Voilà, à grands traits, ce que lègue le Maestro aux générations actuelles et à venir : un patrimoine immatériel inestimable. Mais on aurait tort de croire que l’héritage de Federer s’arrête à sa carrière de joueur. Son influence sur le monde de la balle jaune se poursuivra autrement : comme consultant, comme mentor, comme dirigeant dans les instances du tennis mondial… Dans notre essai Federer, un mythe contemporain, nous avons montré que le héros suisse renouait avec les codes de la figure mythique (universalité, intemporalité, beauté, sacré…). Et l’avantage des mythes, c’est justement qu’ils sont éternels.

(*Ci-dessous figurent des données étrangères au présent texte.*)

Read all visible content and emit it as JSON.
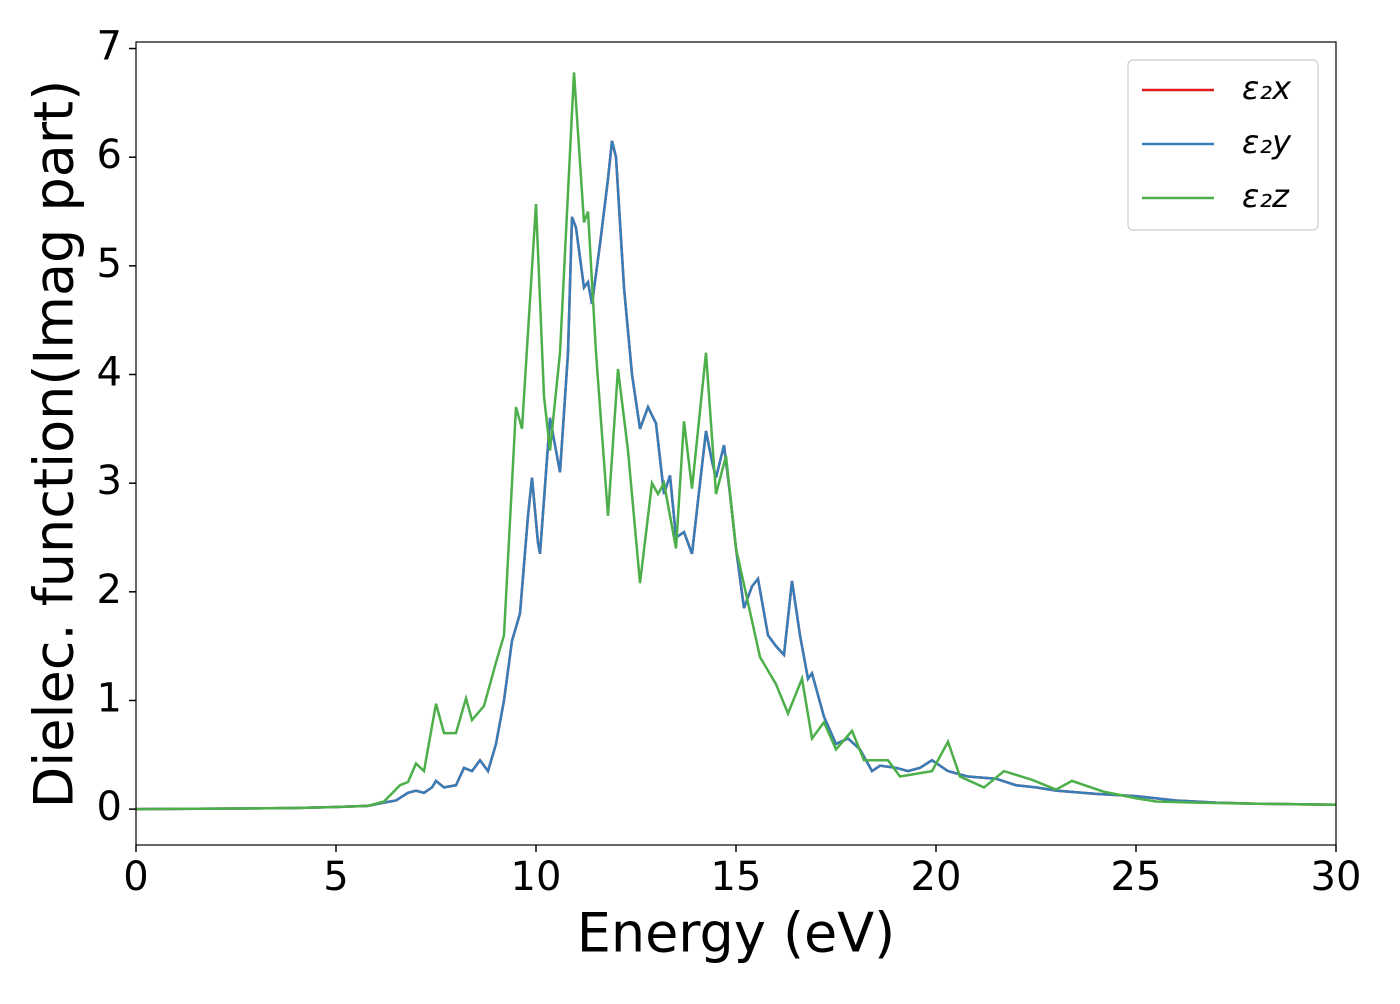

Alors oui, depuis deux mois, on a tous un peu le Federer Blues. On peine encore à réaliser que ça y est, c’est vraiment fini, Roger ne fera plus jamais vibrer les courts et les cœurs de ses cordes enchanteresses. Mais quand on repensera à lui dans dix ou vingt ans, on se souviendra de sa passion ardente pour le jeu et sa perfection absolue du geste. Réjouissons-nous : le tennis reste une Fed.